Penn State team uses AI to find shortest path to graduation

October 11, 2018

UNIVERSITY PARK, Pa. — A team of seven Penn State undergraduates were awarded $30,000 in September from the Nittany AI Alliance to further develop LionPlanner, an application that is designed to provide a solution to many undergraduate woes: finding the shortest path to graduation.

Christina Warren from the College of Arts and Architecture; and Michael Roos, Benjamin Proto, Thanh Tran, Quinn Verbeke, Mathew Mancini, Dylan Shoemaker, and faculty adviser Wang-Chien Lee from the College of Engineering, developed LionPlanner as part of the 2018  Nittany AI Challenge.

The team members said they used machine learning and a natural language-processing technique called "term frequency-inverse document frequency," or TFIDF, and other more traditional algorithms to identify courses for students based on their interests. In use of artificial intelligence, TFIDF is a numerical statistic that is intended to reflect how important a word is due to its repetition in a collection of documents. LionPlanner will export results that could assist advisers through the next steps of academic planning for a student, and encourage students to plan ahead to ensure they are meeting degree requirements.

The team members talked about how they had each experienced the complicated and tedious process of academic planning, explaining that, currently, there isn’t a really good or easy way to plan more than one semester at a time. Using TFIDF, LionPlanner helps students plan their entire experience at Penn State, allowing deeper insights when they meet with their advisers.
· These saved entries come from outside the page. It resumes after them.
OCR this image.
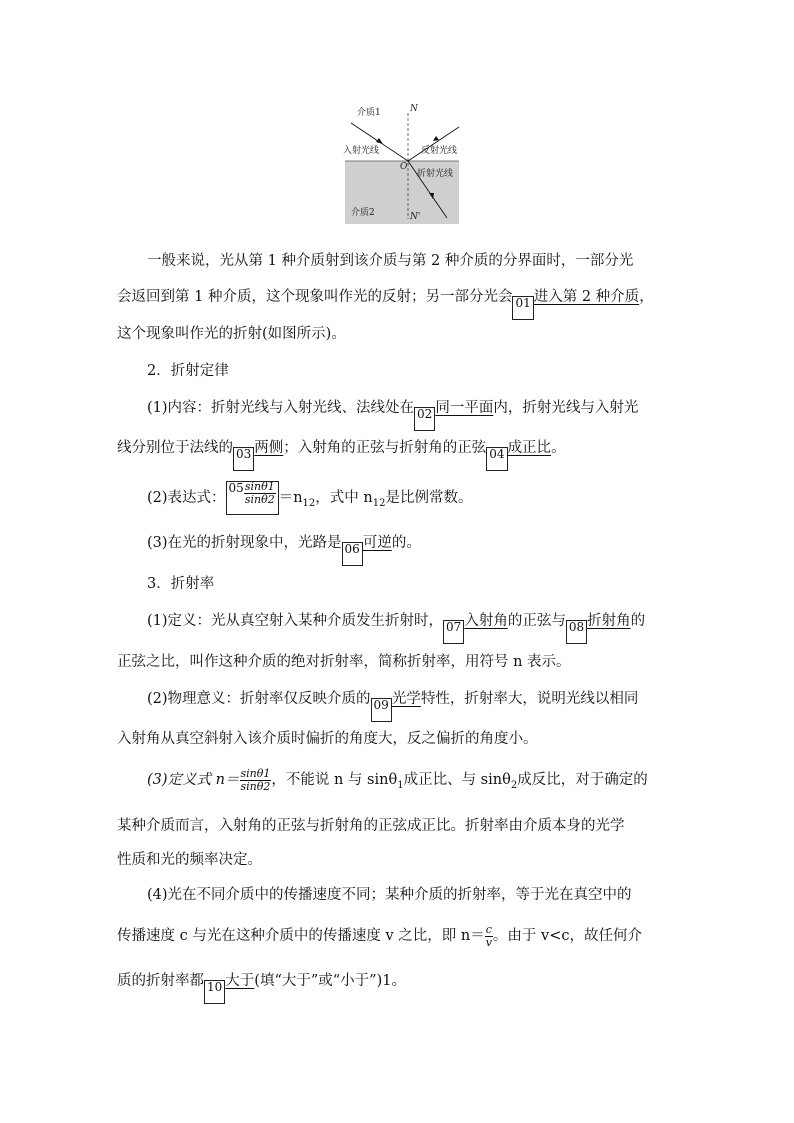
介质1	N
入射光线	反射光线
O
折射光线
介质2	N'
一般来说，光从第 1 种介质射到该介质与第 2 种介质的分界面时，一部分光
会返回到第 1 种介质，这个现象叫作光的反射；另一部分光会 01 进入第 2 种介质，
这个现象叫作光的折射(如图所示)。
2．折射定律
(1)内容：折射光线与入射光线、法线处在 02 同一平面内，折射光线与入射光
线分别位于法线的 03 两侧；入射角的正弦与折射角的正弦 04 成正比。
(2)表达式：$05 \frac{\sin\theta 1}{\sin\theta 2} =n_{12}$，式中 $n_{12}$是比例常数。
(3)在光的折射现象中，光路是 06 可逆的。
3．折射率
(1)定义：光从真空射入某种介质发生折射时， 07 入射角的正弦与 08 折射角的
正弦之比，叫作这种介质的绝对折射率，简称折射率，用符号 n 表示。
(2)物理意义：折射率仅反映介质的 09 光学特性，折射率大，说明光线以相同
入射角从真空斜射入该介质时偏折的角度大，反之偏折的角度小。
(3)定义式 $n= \frac{\sin\theta 1}{\sin\theta 2}$ ，不能说 n 与 sinθ$_1$成正比、与 sinθ$_2$成反比，对于确定的
某种介质而言，入射角的正弦与折射角的正弦成正比。折射率由介质本身的光学
性质和光的频率决定。
(4)光在不同介质中的传播速度不同；某种介质的折射率，等于光在真空中的
传播速度 c 与光在这种介质中的传播速度 v 之比，即 $n= \frac{c}{v}$ 。由于 v<c，故任何介
质的折射率都 10 大于(填“大于”或“小于”)1。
With LionPlanner results in hand, advisers will have more time to help students learn about opportunities at Penn State to develop an academic plan that works best for their individual circumstances.

Brad Zdenek, innovation strategist for the Nittany AI Alliance, worked closely with teams during the eight-month challenge.

“The LionPlanner team perfectly represents the innovative ideas and entrepreneurial spirit of Penn State students,” Zdenek said.

Daren Coudriet, director of the Nittany AI Alliance, commented on the teams’ successes.

“We are proud to have played a part in launching a few of those transformational ideas and excited to continue working with our teams as they leverage additional programs to advance their solutions through Happy Valley LaunchBox, Ben Franklin’s TechCelerator and with PennTAP through the Inc.U competition, ‘The Investment.’

Tracey Huston, vice president for Penn State Outreach and member of both the award and review committees, said that along with their pitch, finalists also were chosen based on the following criteria:

  • Advancement of their product during the three phases of the NAIC
  • A diverse and widespread student representation
  • Product criteria requirements
  • Demonstrated use of AI in their product to solve a problem, advance a solution and/or improve a current service

“LionPlanner was selected to receive the most funding due to the widespread and immediate impact that the product can make on the student experience and its potential to create efficiencies that would enable advisers to utilize their time with more students to focus on strategic conversations,” Huston said. “The pitch and product generated enthusiastic support among the reviewers and judges for these reasons.”

Two other NAIC finalist teams, Aspire and ProFound, were each awarded $10,000 to continue development of their solutions.

The next Nittany AI Challenge will begin in January 2019. An ideation session will be held during Global Entrepreneurship Week at Penn State, Nov. 7-15, 2018.